Throughout this summer, we will be spotlighting the summer experiences of our IOP students working in politics and public service through their internships across the country and globe.

The Director’s Internship program has been a signature of the Institute of Politics for nearly 25 years and each summer the IOP works with more than 150 government offices, non-profits, and news organizations to provide internships for students who are looking to pursue careers in politics and public service. The IOP also offers summer stipends for rising sophomores, juniors, and seniors accepting non- or low-paying summer internships in local, state, or federal government, public interest groups, non-governmental organizations, political organizations, and political campaigns.

Maya Jenkins '21 reflects on her summer working with the Public Defender Service for the District of Columbia.

What inspired you to pursue a public service internship this summer?

Working to support people who face systematic racial injustice and oppression has always been important to me.
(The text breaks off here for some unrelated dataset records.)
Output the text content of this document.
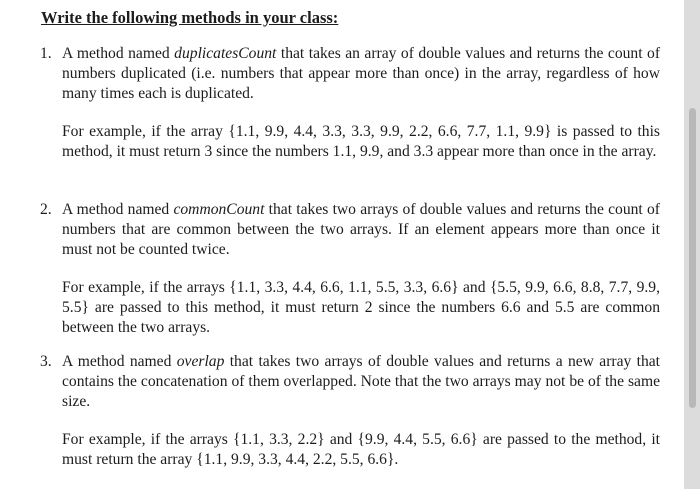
Write the following methods in your class:
1. A method named duplicatesCount that takes an array of double values and returns the count of numbers duplicated (i.e. numbers that appear more than once) in the array, regardless of how many times each is duplicated.
For example, if the array {1.1, 9.9, 4.4, 3.3, 3.3, 9.9, 2.2, 6.6, 7.7, 1.1, 9.9} is passed to this method, it must return 3 since the numbers 1.1, 9.9, and 3.3 appear more than once in the array.
2. A method named commonCount that takes two arrays of double values and returns the count of numbers that are common between the two arrays. If an element appears more than once it must not be counted twice.
For example, if the arrays {1.1, 3.3, 4.4, 6.6, 1.1, 5.5, 3.3, 6.6} and {5.5, 9.9, 6.6, 8.8, 7.7, 9.9, 5.5} are passed to this method, it must return 2 since the numbers 6.6 and 5.5 are common between the two arrays.
3. A method named overlap that takes two arrays of double values and returns a new array that contains the concatenation of them overlapped. Note that the two arrays may not be of the same size.
For example, if the arrays {1.1, 3.3, 2.2} and {9.9, 4.4, 5.5, 6.6} are passed to the method, it must return the array {1.1, 9.9, 3.3, 4.4, 2.2, 5.5, 6.6}.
Doing so as a servant in the public sector holds great significance, especially when you consider the ways in which the United States government has used criminal justice policy to oppress Black people and other people of color. Working in government to remedy its own past, and present, wrongdoing is vital work, and it is work that I am devoted to doing. As an investigative intern with the Public Defender Service in the nation's capital, one of the most segregated cities in the U.S., I worked one-on-one with clients to support them and defend their rights from a system that often ignores those rights.
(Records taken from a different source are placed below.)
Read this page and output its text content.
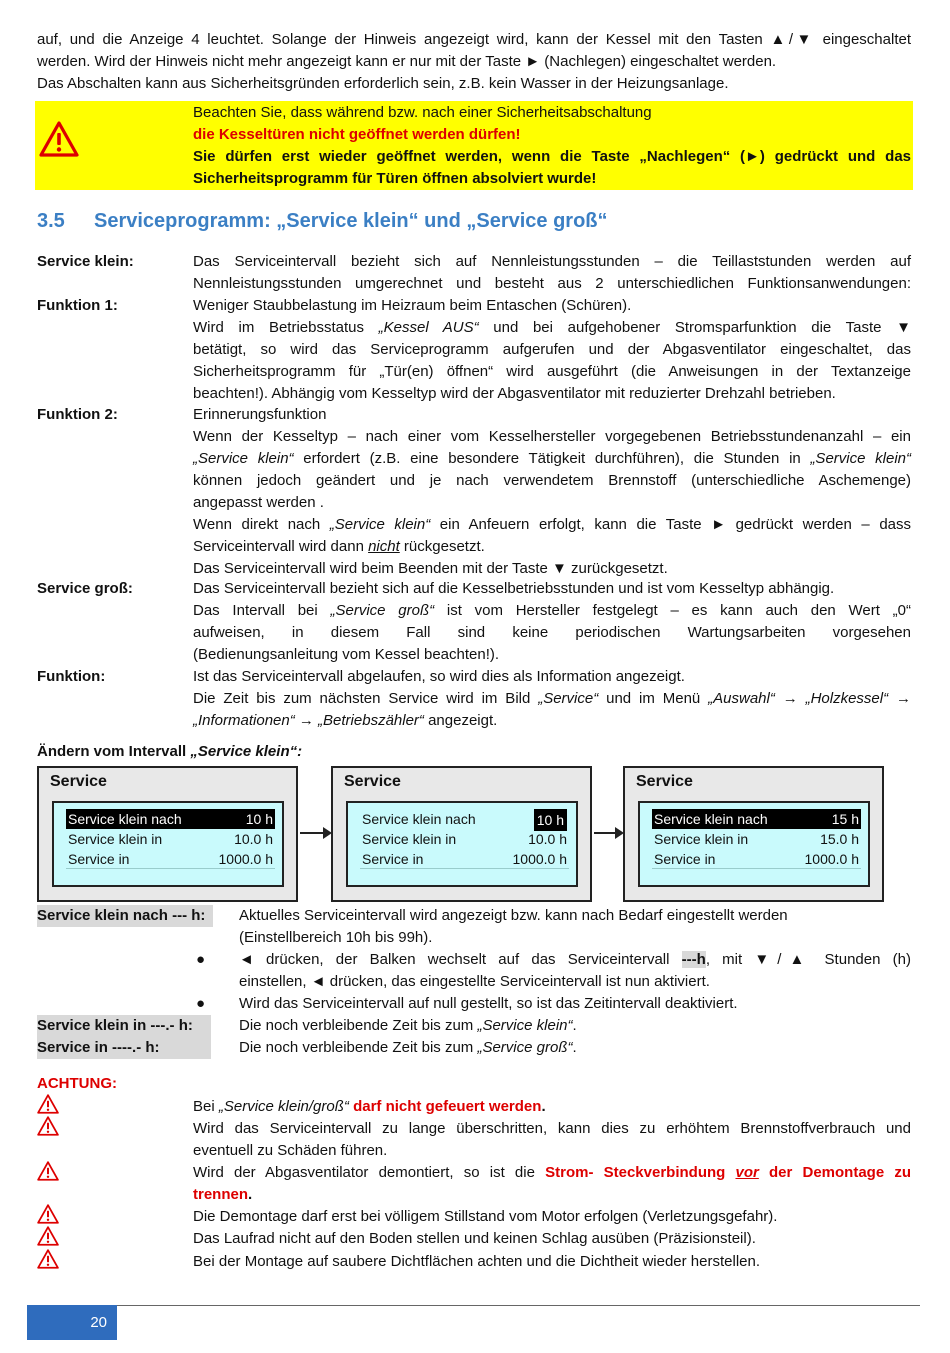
auf, und die Anzeige 4 leuchtet. Solange der Hinweis angezeigt wird, kann der Kessel mit den Tasten ▲/▼ eingeschaltet
werden. Wird der Hinweis nicht mehr angezeigt kann er nur mit der Taste ► (Nachlegen) eingeschaltet werden.
Das Abschalten kann aus Sicherheitsgründen erforderlich sein, z.B. kein Wasser in der Heizungsanlage.
Beachten Sie, dass während bzw. nach einer Sicherheitsabschaltung
die Kesseltüren nicht geöffnet werden dürfen!
Sie dürfen erst wieder geöffnet werden, wenn die Taste „Nachlegen“ (►) gedrückt und das
Sicherheitsprogramm für Türen öffnen absolviert wurde!
3.5 Serviceprogramm: „Service klein“ und „Service groß“
Service klein:	Das Serviceintervall bezieht sich auf Nennleistungsstunden – die Teillaststunden werden auf
Nennleistungsstunden umgerechnet und besteht aus 2 unterschiedlichen Funktionsanwendungen:
Funktion 1:	Weniger Staubbelastung im Heizraum beim Entaschen (Schüren).
Wird im Betriebsstatus „Kessel AUS“ und bei aufgehobener Stromsparfunktion die Taste ▼
betätigt, so wird das Serviceprogramm aufgerufen und der Abgasventilator eingeschaltet, das
Sicherheitsprogramm für „Tür(en) öffnen“ wird ausgeführt (die Anweisungen in der Textanzeige
beachten!). Abhängig vom Kesseltyp wird der Abgasventilator mit reduzierter Drehzahl betrieben.
Funktion 2:	Erinnerungsfunktion
Wenn der Kesseltyp – nach einer vom Kesselhersteller vorgegebenen Betriebsstundenanzahl – ein
„Service klein“ erfordert (z.B. eine besondere Tätigkeit durchführen), die Stunden in „Service klein“
können jedoch geändert und je nach verwendetem Brennstoff (unterschiedliche Aschemenge)
angepasst werden .
Wenn direkt nach „Service klein“ ein Anfeuern erfolgt, kann die Taste ► gedrückt werden – dass
Serviceintervall wird dann nicht rückgesetzt.
Das Serviceintervall wird beim Beenden mit der Taste ▼ zurückgesetzt.
Service groß:	Das Serviceintervall bezieht sich auf die Kesselbetriebsstunden und ist vom Kesseltyp abhängig.
Das Intervall bei „Service groß“ ist vom Hersteller festgelegt – es kann auch den Wert „0“
aufweisen, in diesem Fall sind keine periodischen Wartungsarbeiten vorgesehen
(Bedienungsanleitung vom Kessel beachten!).
Funktion:	Ist das Serviceintervall abgelaufen, so wird dies als Information angezeigt.
Die Zeit bis zum nächsten Service wird im Bild „Service“ und im Menü „Auswahl“ → „Holzkessel“ →
„Informationen“ → „Betriebszähler“ angezeigt.
Ändern vom Intervall „Service klein“:
Service
Service klein nach	10 h
Service klein in	10.0 h
Service in	1000.0 h
Service
Service klein nach	10 h
Service klein in	10.0 h
Service in	1000.0 h
Service
Service klein nach	15 h
Service klein in	15.0 h
Service in	1000.0 h
Service klein nach --- h:	Aktuelles Serviceintervall wird angezeigt bzw. kann nach Bedarf eingestellt werden
(Einstellbereich 10h bis 99h).
● ◄ drücken, der Balken wechselt auf das Serviceintervall ---h, mit ▼/▲ Stunden (h)
einstellen, ◄ drücken, das eingestellte Serviceintervall ist nun aktiviert.
● Wird das Serviceintervall auf null gestellt, so ist das Zeitintervall deaktiviert.
Service klein in ---.- h:	Die noch verbleibende Zeit bis zum „Service klein“.
Service in ----.- h:	Die noch verbleibende Zeit bis zum „Service groß“.
ACHTUNG:
Bei „Service klein/groß“ darf nicht gefeuert werden.
Wird das Serviceintervall zu lange überschritten, kann dies zu erhöhtem Brennstoffverbrauch und
eventuell zu Schäden führen.
Wird der Abgasventilator demontiert, so ist die Strom- Steckverbindung vor der Demontage zu
trennen.
Die Demontage darf erst bei völligem Stillstand vom Motor erfolgen (Verletzungsgefahr).
Das Laufrad nicht auf den Boden stellen und keinen Schlag ausüben (Präzisionsteil).
Bei der Montage auf saubere Dichtflächen achten und die Dichtheit wieder herstellen.
20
Can you share one specific project you focused on this summer?

Because I worked as part of a legal team representing clients, I am not able to provide a detailed account of any of the long-term projects I worked on. I can say that as an intern at the public defender service, I worked to support indigent citizens living in the District of Columbia. Given DC's population, and the fact that it is one of the most segregated cities in the U.S., the vast majority of clients are Black. Despite the fact that they faced challenges of all kinds, every client I met with was grateful to have someone fighting on their behalf. As part of my job, I interviewed witnesses, met with clients in the D.C. jail, canvassed areas, took photographs, did research, and requested documents of all kinds in order to support our legal teams. I was honored to work on behalf our clients. It is hard to capture with words the beautiful feeling of knowing that you have had a profound impact on the lives of others.

What are you most excited about pursuing a path in public service and government?​

As a public servant, I have the opportunity to have a positive impact on systems whose policies and practices affect countless people on a daily basis. No matter what I do, I want to be able to work hand-in-hand with people who have faced systemic oppression, and advocate on their behalf using their stated needs as a guide. As a public defender, that means meeting with clients and prioritizing their rights and liberties. But, more broadly, it means placing impacted people at the center of your work, and following their lead to craft thoughtful policy, impactful arguments, and real change.

How has the IOP helped support your interest in public service over the course of your time at Harvard?​

In many ways, the IOP has challenged me to think deeply about what public service truly means, and what it can be. I have had the opportunity at the IOP to translate my own thinking into action, and to craft programming that breathes life into static definitions.